Cost effective, business savvy, proactive, able to manage expectations, and great communicators—that’s what in-house counsel expect from their external dispute resolution lawyers, according to new research.
However, the study by Grant Thornton’s Forensic and Investigation Services practice shows law firms aren’t as good as they think they are: in various performance criteria there is disparity between how in-house counsel rate their external lawyers and how lawyers rate themselves.
In-house counsel believe managing costs is the most important factor—apart from the result of a case—when assessing a law firm’s performance, the research shows. They gave law firms a score of 55% in this area, whereas lawyers rated themselves at 71%.

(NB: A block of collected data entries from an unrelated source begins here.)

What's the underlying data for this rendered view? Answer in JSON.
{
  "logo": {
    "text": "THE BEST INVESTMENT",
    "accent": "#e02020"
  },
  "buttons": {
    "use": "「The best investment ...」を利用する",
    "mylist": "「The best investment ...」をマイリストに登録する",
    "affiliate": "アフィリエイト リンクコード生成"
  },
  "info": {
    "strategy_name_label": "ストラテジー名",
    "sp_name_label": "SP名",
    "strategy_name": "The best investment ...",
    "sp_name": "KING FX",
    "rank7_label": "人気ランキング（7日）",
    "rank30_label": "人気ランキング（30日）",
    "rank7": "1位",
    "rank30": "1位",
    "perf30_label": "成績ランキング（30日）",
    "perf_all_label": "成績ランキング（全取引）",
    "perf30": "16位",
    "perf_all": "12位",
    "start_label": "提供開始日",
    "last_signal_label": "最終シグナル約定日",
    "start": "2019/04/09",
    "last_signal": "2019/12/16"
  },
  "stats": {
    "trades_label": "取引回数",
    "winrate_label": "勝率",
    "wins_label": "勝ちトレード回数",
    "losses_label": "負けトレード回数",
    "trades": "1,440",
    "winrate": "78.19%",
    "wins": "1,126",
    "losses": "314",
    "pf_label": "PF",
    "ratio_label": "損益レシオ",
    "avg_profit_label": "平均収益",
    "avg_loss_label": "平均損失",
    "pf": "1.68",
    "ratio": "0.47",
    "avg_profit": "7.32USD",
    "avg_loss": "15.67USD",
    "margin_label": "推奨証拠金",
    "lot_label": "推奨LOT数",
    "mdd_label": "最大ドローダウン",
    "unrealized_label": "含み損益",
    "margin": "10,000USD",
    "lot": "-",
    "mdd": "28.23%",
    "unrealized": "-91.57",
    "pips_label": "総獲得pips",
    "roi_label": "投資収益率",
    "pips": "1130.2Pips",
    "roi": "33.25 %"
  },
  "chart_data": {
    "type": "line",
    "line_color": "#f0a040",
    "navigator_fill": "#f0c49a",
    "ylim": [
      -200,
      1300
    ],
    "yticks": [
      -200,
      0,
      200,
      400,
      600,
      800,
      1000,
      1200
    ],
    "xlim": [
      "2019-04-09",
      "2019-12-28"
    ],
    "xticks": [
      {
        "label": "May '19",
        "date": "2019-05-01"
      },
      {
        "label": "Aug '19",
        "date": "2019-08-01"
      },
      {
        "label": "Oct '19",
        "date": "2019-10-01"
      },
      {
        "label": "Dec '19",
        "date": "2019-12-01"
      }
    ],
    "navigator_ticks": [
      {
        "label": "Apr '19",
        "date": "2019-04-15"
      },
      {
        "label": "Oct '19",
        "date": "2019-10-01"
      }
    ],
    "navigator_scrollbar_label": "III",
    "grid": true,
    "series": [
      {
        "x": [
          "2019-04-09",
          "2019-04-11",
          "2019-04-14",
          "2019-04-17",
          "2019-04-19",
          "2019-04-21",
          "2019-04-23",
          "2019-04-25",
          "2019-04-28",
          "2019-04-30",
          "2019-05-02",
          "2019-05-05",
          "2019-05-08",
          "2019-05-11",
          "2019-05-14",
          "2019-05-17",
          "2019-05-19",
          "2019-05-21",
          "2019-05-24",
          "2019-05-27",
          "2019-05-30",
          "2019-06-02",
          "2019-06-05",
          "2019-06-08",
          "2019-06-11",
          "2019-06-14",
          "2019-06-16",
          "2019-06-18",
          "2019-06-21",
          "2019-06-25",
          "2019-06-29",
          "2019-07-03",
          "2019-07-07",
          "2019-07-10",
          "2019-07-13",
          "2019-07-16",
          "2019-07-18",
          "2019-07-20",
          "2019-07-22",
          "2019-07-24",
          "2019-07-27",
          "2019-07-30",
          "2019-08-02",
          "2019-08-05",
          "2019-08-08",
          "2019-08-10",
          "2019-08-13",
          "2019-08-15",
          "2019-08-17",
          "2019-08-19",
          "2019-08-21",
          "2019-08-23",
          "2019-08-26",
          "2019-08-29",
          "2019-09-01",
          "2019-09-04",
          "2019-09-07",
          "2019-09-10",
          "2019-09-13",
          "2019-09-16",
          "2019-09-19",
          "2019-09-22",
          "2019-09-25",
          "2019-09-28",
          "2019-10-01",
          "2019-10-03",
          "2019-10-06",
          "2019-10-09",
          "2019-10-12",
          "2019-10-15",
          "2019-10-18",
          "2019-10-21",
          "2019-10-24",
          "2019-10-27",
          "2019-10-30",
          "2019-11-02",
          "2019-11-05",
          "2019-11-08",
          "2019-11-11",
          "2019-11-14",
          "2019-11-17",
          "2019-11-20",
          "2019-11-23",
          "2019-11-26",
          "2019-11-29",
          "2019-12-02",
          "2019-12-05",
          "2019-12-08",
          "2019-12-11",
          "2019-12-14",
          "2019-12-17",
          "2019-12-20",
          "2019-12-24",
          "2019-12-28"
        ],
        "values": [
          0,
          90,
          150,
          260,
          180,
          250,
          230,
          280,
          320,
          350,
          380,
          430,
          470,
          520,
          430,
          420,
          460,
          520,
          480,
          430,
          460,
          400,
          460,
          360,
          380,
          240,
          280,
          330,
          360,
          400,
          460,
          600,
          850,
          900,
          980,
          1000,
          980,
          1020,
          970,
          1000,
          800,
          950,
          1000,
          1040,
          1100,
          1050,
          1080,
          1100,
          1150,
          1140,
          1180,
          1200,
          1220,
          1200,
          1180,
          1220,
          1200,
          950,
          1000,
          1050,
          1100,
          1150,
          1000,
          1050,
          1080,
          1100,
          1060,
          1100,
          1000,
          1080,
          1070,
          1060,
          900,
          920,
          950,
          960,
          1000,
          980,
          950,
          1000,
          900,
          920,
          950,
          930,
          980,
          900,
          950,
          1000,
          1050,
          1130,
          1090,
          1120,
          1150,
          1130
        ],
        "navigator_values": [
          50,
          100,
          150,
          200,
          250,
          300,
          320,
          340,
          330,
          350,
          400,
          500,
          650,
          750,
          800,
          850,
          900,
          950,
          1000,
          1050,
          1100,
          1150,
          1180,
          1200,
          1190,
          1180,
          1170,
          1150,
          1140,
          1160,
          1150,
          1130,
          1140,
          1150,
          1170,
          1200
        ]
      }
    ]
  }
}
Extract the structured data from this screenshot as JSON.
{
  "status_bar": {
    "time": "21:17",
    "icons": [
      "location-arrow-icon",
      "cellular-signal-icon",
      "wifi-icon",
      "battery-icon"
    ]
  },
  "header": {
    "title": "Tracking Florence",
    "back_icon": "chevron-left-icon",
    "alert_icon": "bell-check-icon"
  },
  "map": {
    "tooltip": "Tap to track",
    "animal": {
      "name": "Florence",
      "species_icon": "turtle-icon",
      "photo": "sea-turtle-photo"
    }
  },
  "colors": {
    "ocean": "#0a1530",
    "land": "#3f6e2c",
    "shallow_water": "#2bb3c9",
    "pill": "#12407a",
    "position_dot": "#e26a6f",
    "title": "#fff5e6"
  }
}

The second most important factor was law firms’ ability to show they understood the strategic objectives of the business and that they acted in a commercial manner. Here, in-house counsel gave law firms 79% and law firms thought they deserved 81%.
Grant Thornton partner, Toni Pincott, says: “It is essential law firms understand they are being judged on more than just the outcome of the cases they work on or the size of their bills. It is also imperative that law firms understand how they are performing in the eyes of their clients and that there is disparity between how they think they are performing and how well they are really doing.”
Law firms’ claims that they do all they can to avoid court clearly isn’t believed by their clients, who gave a score of 70% when it came to suggesting the use of alternative dispute resolution, while law firms thought they deserved 89%.
A similar pattern emerged regarding early resolution,
in-house counsel gave law firms 69% and law firms gave themselves 86%.